Updated: 8/31/09 6:17 p.m., source title
Sarah Lockard should take more walks.
Earlier this summer, the Wayne native was on a long stroll when she decided she should contact Internet craft supply marketplace Etsy about working with AroundMainLine.com, the online magazine startup she launched last fall to cover the famed, ritzy swath of Philadelphia suburbs.
It was on another walk — one amid the crowds of last September spring’s blue-blooded Devon Horse Show — that the former B2B magazine sales executive decided the Main Line needed community coverage online.

Sarah Lockard
Both “epiphanies,” as Lockard called them, seem to have worked out just fine. AroundMainLine.com has partnered with Etsy to profile artisan goods from regional crafts-makers and, while she declined to disclose monthly revenue or funding, her online magazine features weekly content, has a Web designer on staff, photographers on call and a sidebar etched with advertising.
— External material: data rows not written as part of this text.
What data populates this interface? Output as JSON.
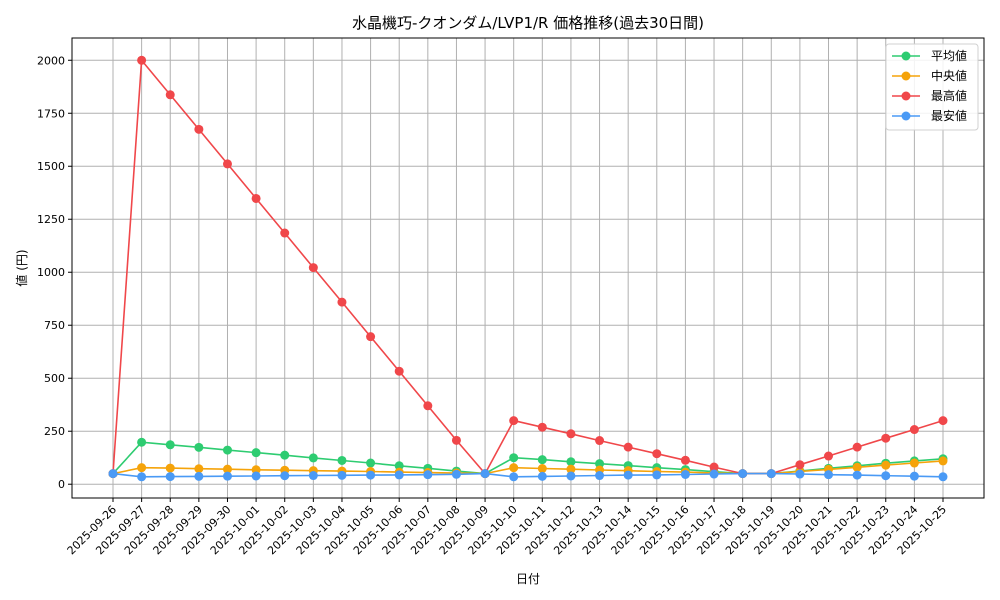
{
  "chart_data": {
    "type": "line",
    "title": "水晶機巧-クオンダム/LVP1/R 価格推移(過去30日間)",
    "xlabel": "日付",
    "ylabel": "値 (円)",
    "ylim": [
      -65,
      2105
    ],
    "yticks": [
      0,
      250,
      500,
      750,
      1000,
      1250,
      1500,
      1750,
      2000
    ],
    "grid": true,
    "legend_position": "upper right",
    "x": [
      "2025-09-26",
      "2025-09-27",
      "2025-09-28",
      "2025-09-29",
      "2025-09-30",
      "2025-10-01",
      "2025-10-02",
      "2025-10-03",
      "2025-10-04",
      "2025-10-05",
      "2025-10-06",
      "2025-10-07",
      "2025-10-08",
      "2025-10-09",
      "2025-10-10",
      "2025-10-11",
      "2025-10-12",
      "2025-10-13",
      "2025-10-14",
      "2025-10-15",
      "2025-10-16",
      "2025-10-17",
      "2025-10-18",
      "2025-10-19",
      "2025-10-20",
      "2025-10-21",
      "2025-10-22",
      "2025-10-23",
      "2025-10-24",
      "2025-10-25"
    ],
    "series": [
      {
        "name": "平均値",
        "color": "#2ecc71",
        "values": [
          50,
          198,
          186,
          174,
          161,
          149,
          137,
          124,
          112,
          100,
          87,
          75,
          62,
          50,
          125,
          116,
          106,
          97,
          88,
          78,
          69,
          59,
          50,
          50,
          62,
          75,
          87,
          99,
          110,
          120
        ]
      },
      {
        "name": "中央値",
        "color": "#f5a30a",
        "values": [
          50,
          78,
          76,
          73,
          71,
          68,
          66,
          64,
          62,
          60,
          57,
          55,
          53,
          50,
          78,
          74,
          71,
          67,
          64,
          60,
          57,
          53,
          50,
          50,
          60,
          70,
          80,
          90,
          100,
          110
        ]
      },
      {
        "name": "最高値",
        "color": "#f0474a",
        "values": [
          50,
          2000,
          1837,
          1674,
          1511,
          1348,
          1185,
          1022,
          859,
          696,
          533,
          370,
          207,
          50,
          300,
          269,
          238,
          206,
          175,
          144,
          113,
          81,
          50,
          50,
          92,
          133,
          175,
          217,
          258,
          300
        ]
      },
      {
        "name": "最安値",
        "color": "#4a9af5",
        "values": [
          50,
          35,
          36,
          37,
          38,
          39,
          40,
          41,
          42,
          43,
          44,
          45,
          47,
          50,
          35,
          37,
          39,
          41,
          43,
          44,
          46,
          48,
          50,
          50,
          48,
          45,
          43,
          40,
          38,
          35
        ]
      }
    ]
  }
}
Lockard, 34, boasts that hers was the first for-profit online magazine in the Philadelphia region. But she won’t be the last.
The hyperlocal Web outfit — tied by geography, focused on a niche community and online-only — is meant to be a great wave of the future, seen by MSNBC’s recent purchase of crime and news aggregator EveryBlock, partnerships with online news startups and product launches like Outside.In and Patch.com.
Philadelphia has its first wave of adopters, but their sustainability is far less certain.